Given the number of craft breweries in the USA, the manual matching procedures described in this study were practical. With access to a verified dataset of producers from the largest craft beer industry group, the PPP observations were mapped to known breweries. However, even with less than 9000 total producers, the matching procedures proved extremely time-intensive.

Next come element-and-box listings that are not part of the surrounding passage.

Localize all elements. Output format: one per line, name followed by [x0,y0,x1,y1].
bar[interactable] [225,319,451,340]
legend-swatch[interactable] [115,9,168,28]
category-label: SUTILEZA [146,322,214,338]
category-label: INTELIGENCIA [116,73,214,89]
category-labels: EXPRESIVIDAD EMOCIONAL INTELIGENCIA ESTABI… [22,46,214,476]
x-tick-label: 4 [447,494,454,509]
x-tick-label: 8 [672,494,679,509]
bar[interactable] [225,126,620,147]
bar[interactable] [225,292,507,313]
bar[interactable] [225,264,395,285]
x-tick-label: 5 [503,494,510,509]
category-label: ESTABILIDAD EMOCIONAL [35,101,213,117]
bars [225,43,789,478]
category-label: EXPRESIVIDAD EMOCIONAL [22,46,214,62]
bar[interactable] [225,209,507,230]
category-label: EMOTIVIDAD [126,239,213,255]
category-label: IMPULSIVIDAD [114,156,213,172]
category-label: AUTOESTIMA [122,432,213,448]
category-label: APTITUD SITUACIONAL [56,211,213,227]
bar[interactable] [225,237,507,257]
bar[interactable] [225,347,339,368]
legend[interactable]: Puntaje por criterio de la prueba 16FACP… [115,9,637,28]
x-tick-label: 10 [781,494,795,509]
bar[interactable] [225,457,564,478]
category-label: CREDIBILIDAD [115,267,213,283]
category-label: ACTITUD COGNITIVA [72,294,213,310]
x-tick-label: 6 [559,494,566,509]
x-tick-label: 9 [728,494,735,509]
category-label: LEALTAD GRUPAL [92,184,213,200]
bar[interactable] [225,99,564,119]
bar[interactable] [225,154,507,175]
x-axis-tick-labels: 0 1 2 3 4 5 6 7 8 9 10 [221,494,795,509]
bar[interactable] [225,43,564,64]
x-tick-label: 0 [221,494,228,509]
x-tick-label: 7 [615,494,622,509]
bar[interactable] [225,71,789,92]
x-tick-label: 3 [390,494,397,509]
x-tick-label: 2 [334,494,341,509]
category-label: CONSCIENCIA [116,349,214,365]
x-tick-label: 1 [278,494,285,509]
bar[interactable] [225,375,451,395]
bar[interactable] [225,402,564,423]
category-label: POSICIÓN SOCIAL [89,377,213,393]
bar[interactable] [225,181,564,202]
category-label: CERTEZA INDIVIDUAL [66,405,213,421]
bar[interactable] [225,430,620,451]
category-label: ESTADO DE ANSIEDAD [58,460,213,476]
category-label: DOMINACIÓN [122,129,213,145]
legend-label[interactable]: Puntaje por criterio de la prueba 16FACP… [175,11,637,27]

If future research wishes to examine the effect of PPP on a larger industry (e.g., full-service restaurants) or full sector (e.g., accommodation and food services), the matching methods are feasible but necessarily will be even more time- and labor-intensive. Additionally, researchers would need to obtain a verified dataset of existing full-service restaurants before COVID-19 and consider potentially miscoded observations to gain a more accurate representation of the impact of the PPP on the industry. While proprietary datasets (like the National Establishment Time-Series) exist, they have significant limitations which we were able to alleviate through partnering with the Brewers Association (i.e., being able to cross-validate closures, enhancing confidence that we accurately identified all firms that closed from the full universe of businesses in this specific industry and having non-imputed measures of production data). Thus, while analyzing a single, smaller industry has potential drawbacks for identifying the overall causal effect of the loan program, the practicality and internal validity of the methodology described in this paper offer substantial improvements over alternatives.
The stated objective of the PPP was to keep workers on payroll. But this study evaluates performance based on changes in annual production: a secondary policy outcome but a primary concern for small businesses. The current analysis is limited by data availability, and future studies that causally link receiving PPP funding to employment and production outcomes would significantly improve our understanding of the program’s effectiveness.